Le nouveau pouvoir exécutif, le Directoire, issu de la Constitution de l'an IV, poursuivit, dans un premier temps, la politique religieuse de la Convention thermidorienne. Menacé sur son extrême-gauche par le babouvisme, le Directoire chercha des appuis vers la droite. Il en résulta l'abrogation de tous les décrets hostiles à l'Église et une renaissance de la pratique religieuse.

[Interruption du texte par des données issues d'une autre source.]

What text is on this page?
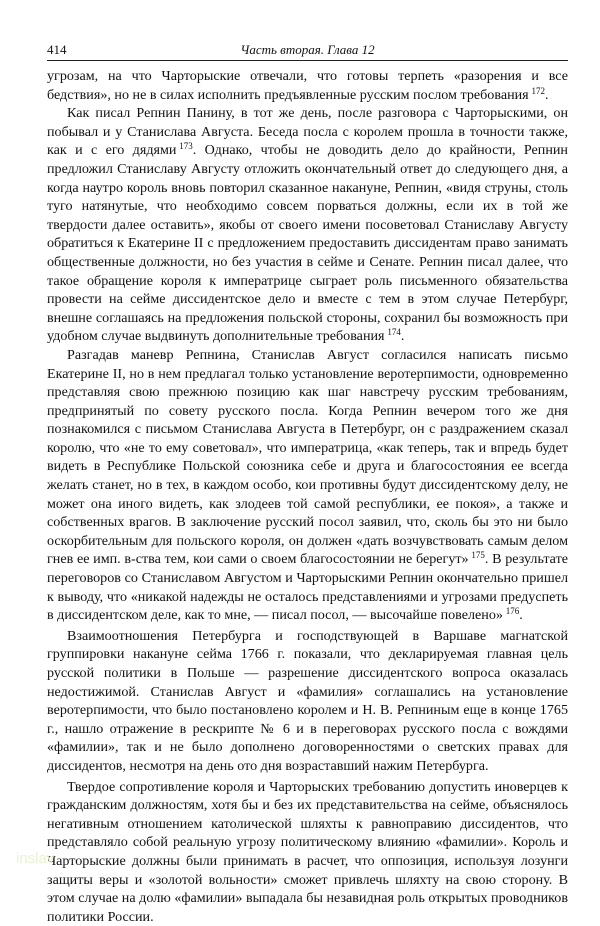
414	Часть вторая. Глава 12

угрозам, на что Чарторыские отвечали, что готовы терпеть «разорения и все бедствия», но не в силах исполнить предъявленные русским послом требования  $^{172}$.

Как писал Репнин Панину, в тот же день, после разговора с Чарторыскими, он побывал и у Станислава Августа. Беседа посла с королем прошла в точности также, как и с его дядями  $^{173}$. Однако, чтобы не доводить дело до крайности, Репнин предложил Станиславу Августу отложить окончательный ответ до следующего дня, а когда наутро король вновь повторил сказанное накануне, Репнин, «видя струны, столь туго натянутые, что необходимо совсем порваться должны, если их в той же твердости далее оставить», якобы от своего имени посоветовал Станиславу Августу обратиться к Екатерине II с предложением предоставить диссидентам право занимать общественные должности, но без участия в сейме и Сенате. Репнин писал далее, что такое обращение короля к императрице сыграет роль письменного обязательства провести на сейме диссидентское дело и вместе с тем в этом случае Петербург, внешне соглашаясь на предложения польской стороны, сохранил бы возможность при удобном случае выдвинуть дополнительные требования  $^{174}$.

Разгадав маневр Репнина, Станислав Август согласился написать письмо Екатерине II, но в нем предлагал только установление веротерпимости, одновременно представляя свою прежнюю позицию как шаг навстречу русским требованиям, предпринятый по совету русского посла. Когда Репнин вечером того же дня познакомился с письмом Станислава Августа в Петербург, он с раздражением сказал королю, что «не то ему советовал», что императрица, «как теперь, так и впредь будет видеть в Республике Польской союзника себе и друга и благосостояния ее всегда желать станет, но в тех, в каждом особо, кои противны будут диссидентскому делу, не может она иного видеть, как злодеев той самой республики, ее покоя», а также и собственных врагов. В заключение русский посол заявил, что, сколь бы это ни было оскорбительным для польского короля, он должен «дать возчувствовать самым делом гнев ее имп. в-ства тем, кои сами о своем благосостоянии не берегут»  $^{175}$. В результате переговоров со Станиславом Августом и Чарторыскими Репнин окончательно пришел к выводу, что «никакой надежды не осталось представлениями и угрозами предуспеть в диссидентском деле, как то мне, — писал посол, — высочайше повелено»  $^{176}$.

Взаимоотношения Петербурга и господствующей в Варшаве магнатской группировки накануне сейма 1766 г. показали, что декларируемая главная цель русской политики в Польше — разрешение диссидентского вопроса оказалась недостижимой. Станислав Август и «фамилия» соглашались на установление веротерпимости, что было постановлено королем и Н. В. Репниным еще в конце 1765 г., нашло отражение в рескрипте № 6 и в переговорах русского посла с вождями «фамилии», так и не было дополнено договоренностями о светских правах для диссидентов, несмотря на день ото дня возраставший нажим Петербурга.

Твердое сопротивление короля и Чарторыских требованию допустить иноверцев к гражданским должностям, хотя бы и без их представительства на сейме, объяснялось негативным отношением католической шляхты к равноправию диссидентов, что представляло собой реальную угрозу политическому влиянию «фамилии». Король и Чарторыские должны были принимать в расчет, что оппозиция, используя лозунги защиты веры и «золотой вольности» сможет привлечь шляхту на свою сторону. В этом случае на долю «фамилии» выпадала бы незавидная роль открытых проводников политики России.

inslav
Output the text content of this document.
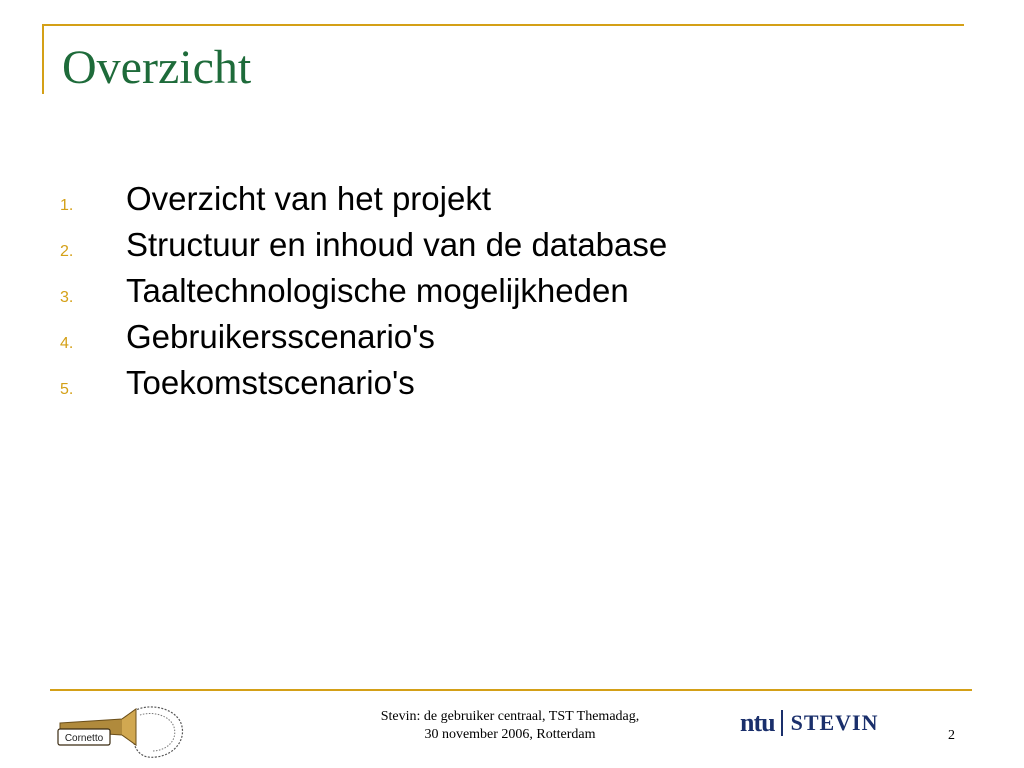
Overzicht
1.	Overzicht van het projekt
2.	Structuur en inhoud van de database
3.	Taaltechnologische mogelijkheden
4.	Gebruikersscenario's
5.	Toekomstscenario's
Cornetto
Stevin: de gebruiker centraal, TST Themadag,
30 november 2006, Rotterdam	ntu STEVIN
2
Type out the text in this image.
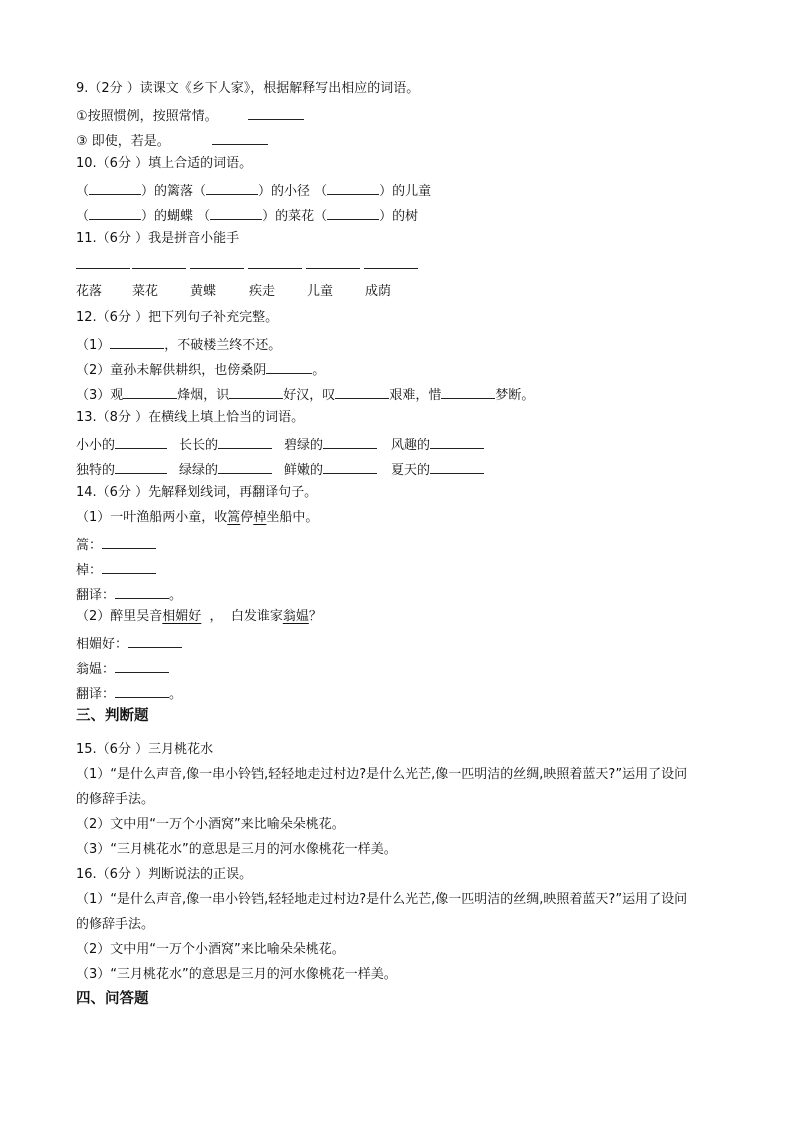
9.（2分 ）读课文《乡下人家》，根据解释写出相应的词语。
①按照惯例，按照常情。
③ 即使，若是。
10.（6分 ）填上合适的词语。
（	）的篱落（	）的小径 （	）的儿童
（	）的蝴蝶 （	）的菜花（	）的树
11.（6分 ）我是拼音小能手
花落 菜花 黄蝶	疾走 儿童 成荫
12.（6分 ）把下列句子补充完整。
（1）	，不破楼兰终不还。
（2）童孙未解供耕织，也傍桑阴	。
（3）观	烽烟，识	好汉，叹	艰难，惜	梦断。
13.（8分 ）在横线上填上恰当的词语。
小小的	长长的	碧绿的	风趣的
独特的	绿绿的	鲜嫩的	夏天的
14.（6分 ）先解释划线词，再翻译句子。
（1）一叶渔船两小童，收篙停棹坐船中。
篙：
棹：
翻译：	。
（2）醉里吴音相媚好  ，  白发谁家翁媪？
相媚好：
翁媪：
翻译：	。
三、判断题
15.（6分 ）三月桃花水
（1）“是什么声音,像一串小铃铛,轻轻地走过村边?是什么光芒,像一匹明洁的丝绸,映照着蓝天?”运用了设问
的修辞手法。
（2）文中用“一万个小酒窝”来比喻朵朵桃花。
（3）“三月桃花水”的意思是三月的河水像桃花一样美。
16.（6分 ）判断说法的正误。
（1）“是什么声音,像一串小铃铛,轻轻地走过村边?是什么光芒,像一匹明洁的丝绸,映照着蓝天?”运用了设问
的修辞手法。
（2）文中用“一万个小酒窝”来比喻朵朵桃花。
（3）“三月桃花水”的意思是三月的河水像桃花一样美。
四、问答题
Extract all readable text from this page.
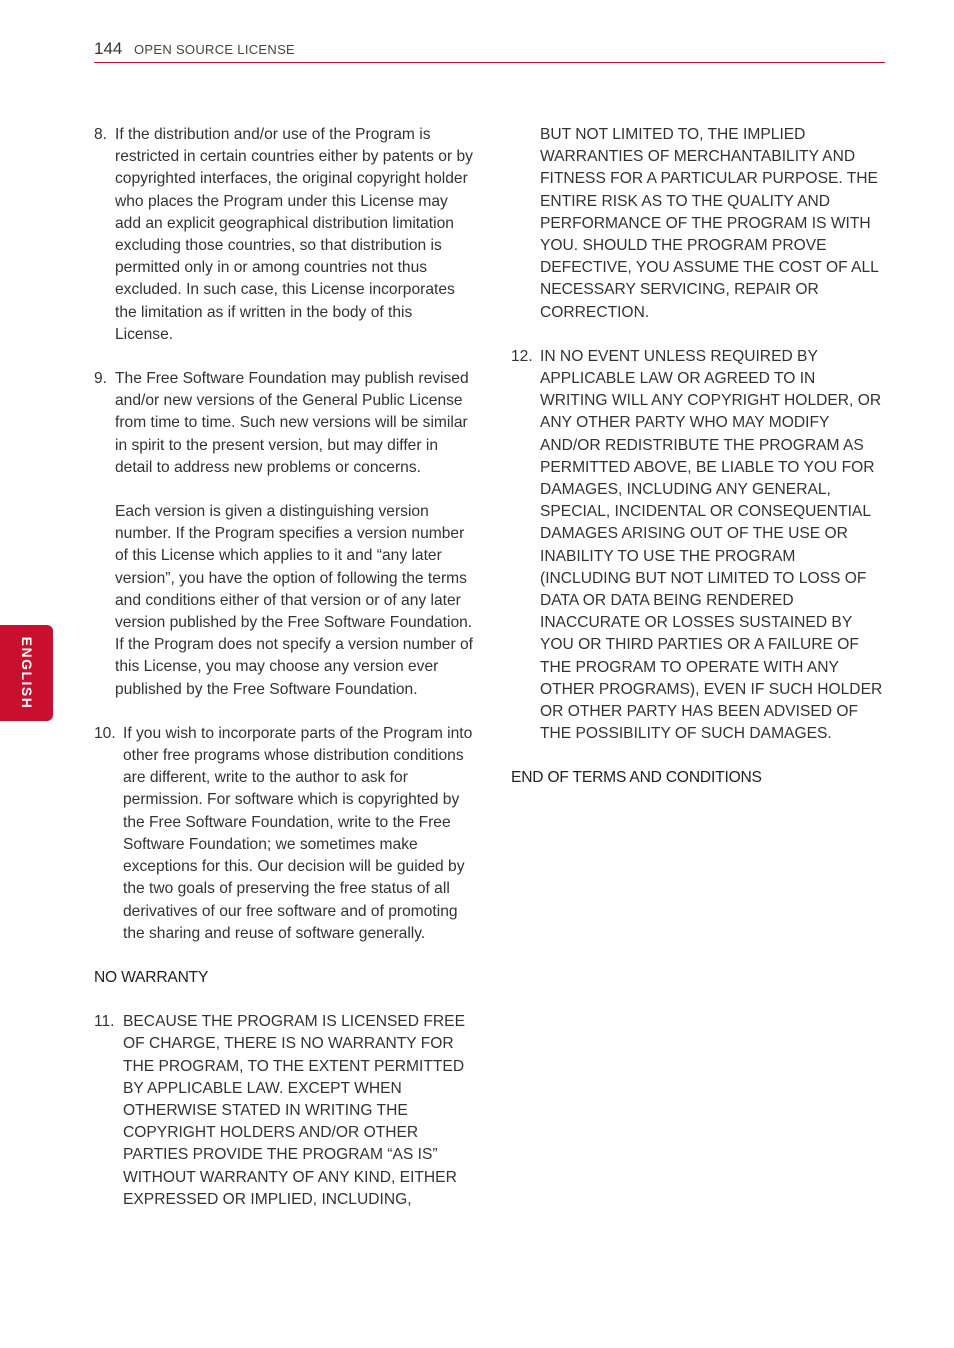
144 OPEN SOURCE LICENSE
ENGLISH
8. If the distribution and/or use of the Program is restricted in certain countries either by patents or by copyrighted interfaces, the original copyright holder who places the Program under this License may add an explicit geographical distribution limitation excluding those countries, so that distribution is permitted only in or among countries not thus excluded. In such case, this License incorporates the limitation as if written in the body of this License.

9. The Free Software Foundation may publish revised and/or new versions of the General Public License from time to time. Such new versions will be similar in spirit to the present version, but may differ in detail to address new problems or concerns.

Each version is given a distinguishing version number. If the Program specifies a version number of this License which applies to it and “any later version”, you have the option of following the terms and conditions either of that version or of any later version published by the Free Software Foundation. If the Program does not specify a version number of this License, you may choose any version ever published by the Free Software Foundation.

10. If you wish to incorporate parts of the Program into other free programs whose distribution conditions are different, write to the author to ask for permission. For software which is copyrighted by the Free Software Foundation, write to the Free Software Foundation; we sometimes make exceptions for this. Our decision will be guided by the two goals of preserving the free status of all derivatives of our free software and of promoting the sharing and reuse of software generally.

NO WARRANTY

11. BECAUSE THE PROGRAM IS LICENSED FREE OF CHARGE, THERE IS NO WARRANTY FOR THE PROGRAM, TO THE EXTENT PERMITTED BY APPLICABLE LAW. EXCEPT WHEN OTHERWISE STATED IN WRITING THE COPYRIGHT HOLDERS AND/OR OTHER PARTIES PROVIDE THE PROGRAM “AS IS” WITHOUT WARRANTY OF ANY KIND, EITHER EXPRESSED OR IMPLIED, INCLUDING,

BUT NOT LIMITED TO, THE IMPLIED WARRANTIES OF MERCHANTABILITY AND FITNESS FOR A PARTICULAR PURPOSE. THE ENTIRE RISK AS TO THE QUALITY AND PERFORMANCE OF THE PROGRAM IS WITH YOU. SHOULD THE PROGRAM PROVE DEFECTIVE, YOU ASSUME THE COST OF ALL NECESSARY SERVICING, REPAIR OR CORRECTION.

12. IN NO EVENT UNLESS REQUIRED BY APPLICABLE LAW OR AGREED TO IN WRITING WILL ANY COPYRIGHT HOLDER, OR ANY OTHER PARTY WHO MAY MODIFY AND/OR REDISTRIBUTE THE PROGRAM AS PERMITTED ABOVE, BE LIABLE TO YOU FOR DAMAGES, INCLUDING ANY GENERAL, SPECIAL, INCIDENTAL OR CONSEQUENTIAL DAMAGES ARISING OUT OF THE USE OR INABILITY TO USE THE PROGRAM (INCLUDING BUT NOT LIMITED TO LOSS OF DATA OR DATA BEING RENDERED INACCURATE OR LOSSES SUSTAINED BY YOU OR THIRD PARTIES OR A FAILURE OF THE PROGRAM TO OPERATE WITH ANY OTHER PROGRAMS), EVEN IF SUCH HOLDER OR OTHER PARTY HAS BEEN ADVISED OF THE POSSIBILITY OF SUCH DAMAGES.

END OF TERMS AND CONDITIONS
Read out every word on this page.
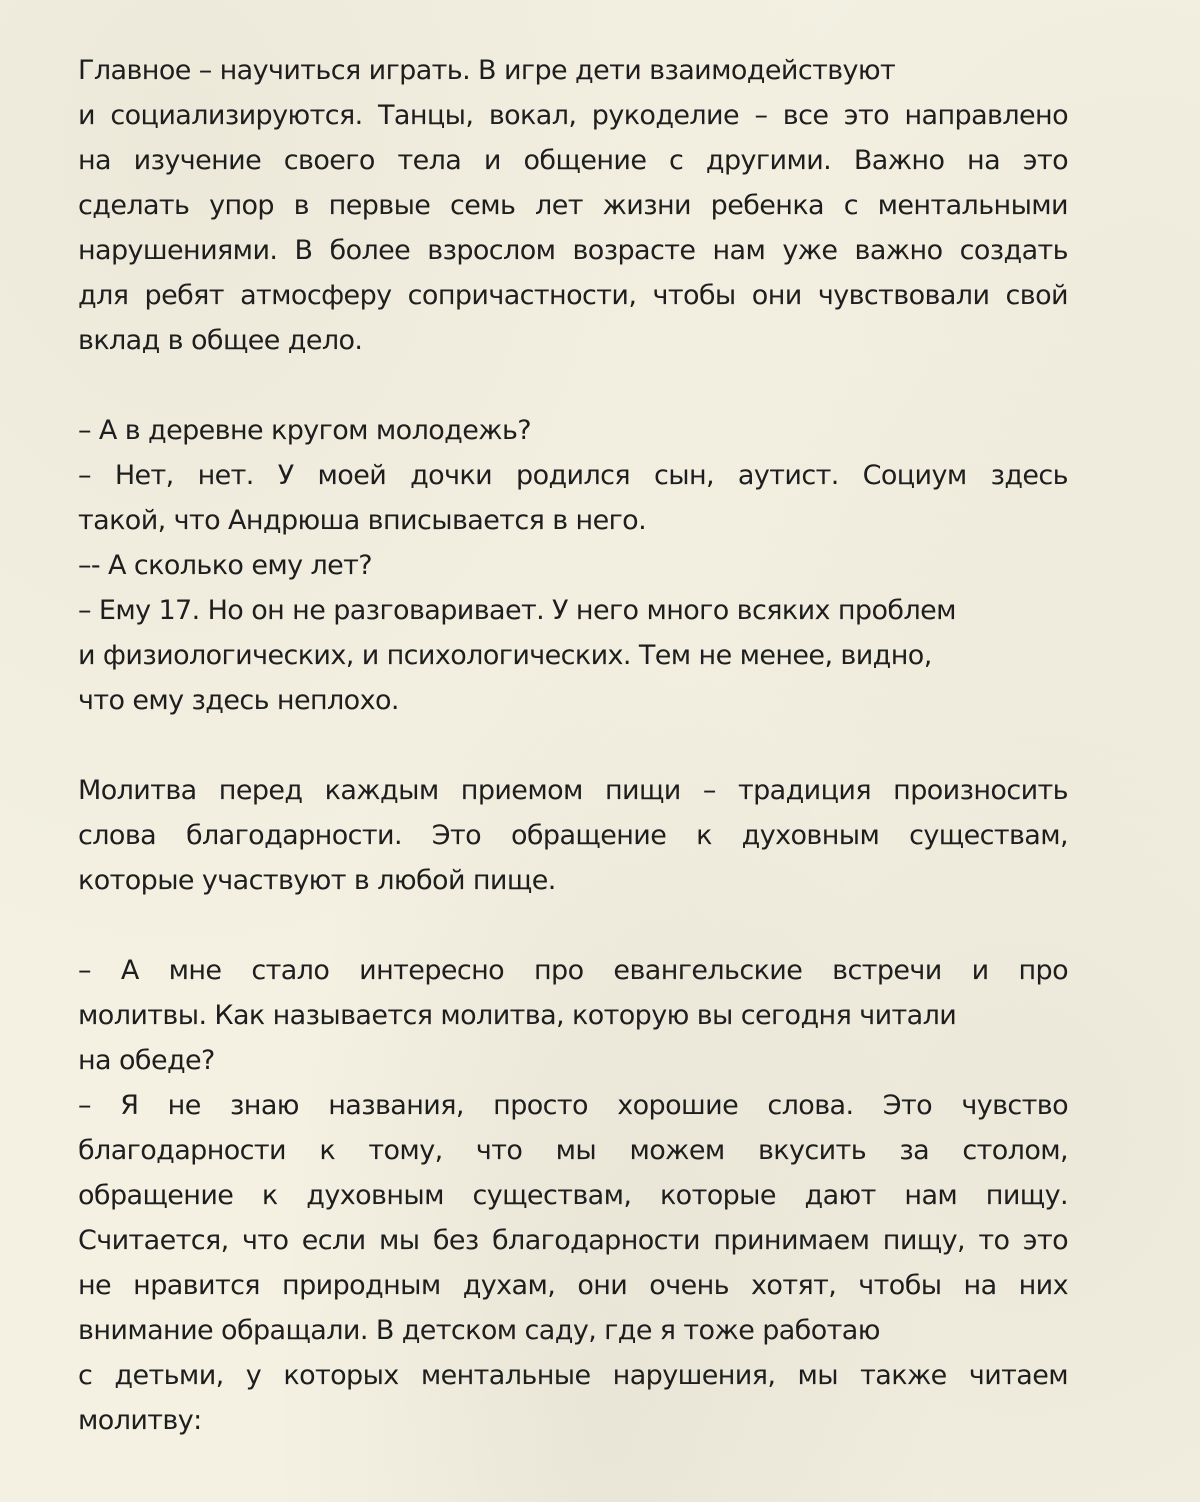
Главное – научиться играть. В игре дети взаимодействуют
и социализируются. Танцы, вокал, рукоделие – все это направлено
на изучение своего тела и общение с другими. Важно на это
сделать упор в первые семь лет жизни ребенка с ментальными
нарушениями. В более взрослом возрасте нам уже важно создать
для ребят атмосферу сопричастности, чтобы они чувствовали свой
вклад в общее дело.
– А в деревне кругом молодежь?
– Нет, нет. У моей дочки родился сын, аутист. Социум здесь
такой, что Андрюша вписывается в него.
–- А сколько ему лет?
– Ему 17. Но он не разговаривает. У него много всяких проблем
и физиологических, и психологических. Тем не менее, видно,
что ему здесь неплохо.
Молитва перед каждым приемом пищи – традиция произносить
слова благодарности. Это обращение к духовным существам,
которые участвуют в любой пище.
– А мне стало интересно про евангельские встречи и про
молитвы. Как называется молитва, которую вы сегодня читали
на обеде?
– Я не знаю названия, просто хорошие слова. Это чувство
благодарности к тому, что мы можем вкусить за столом,
обращение к духовным существам, которые дают нам пищу.
Считается, что если мы без благодарности принимаем пищу, то это
не нравится природным духам, они очень хотят, чтобы на них
внимание обращали. В детском саду, где я тоже работаю
с детьми, у которых ментальные нарушения, мы также читаем
молитву:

La loi du 24 août 1797 accordait à tous les prêtres, assermentés ou non, la liberté d'exercer leur ministère, abolissait le serment et rétablissait la sonnerie des cloches. Malheureusement, la rénovation religieuse s’accompagna de menées antirévolutionnaires, en vue d'une restauration de la monarchie.

Beaucoup de prêtres, revenus d'émigration, participèrent aux conspirations monarchiques, et nous pouvons les rendre responsables du coup d'état du 18 fructidor an V (4 septembre 1797), mené par les troupes du général Augereau et du coup de barre à gauche qui s'ensuivit.

 

5 Septembre 1797 - Le Serment de Haine

 

Première conséquence du coup d'état du 18 fructidor, le deuxième Directoire ne mit pas en application la loi du 24 Août 1797, mais remit en vigueur la législation anti-religieuse en sommeil depuis thermidor. Dès le 5 septembre, soit le lendemain, le Corps législatif, épuré, adopta une série de mesures draconiennes à l'encontre des prêtres réfractaires. Tout ecclésiastique qui ne prêtait pas lenouveau serment de « haine éternelle à la royauté et de fidélité à la République et à la Constitution » encourait la déportation.

Les évêques émigrés, saisissant l'occasion qui leur paraissait inespérée, interdirent le serment. D'autres prélats, tels nosseigneurs du Belloy, de Mercy et de la Tour du Pin - que l'on ne pouvait soupçonner d'infidélité a la cause romaine ou de collusion avec le Nouveau Régime - vinrent au secours des jureurs. Ils ne voyaient, en effet, aucune objection au serment : la « haine éternelle » qu'exigeait ce dernier concernait une abstraction, la royauté, et non la personne du roi.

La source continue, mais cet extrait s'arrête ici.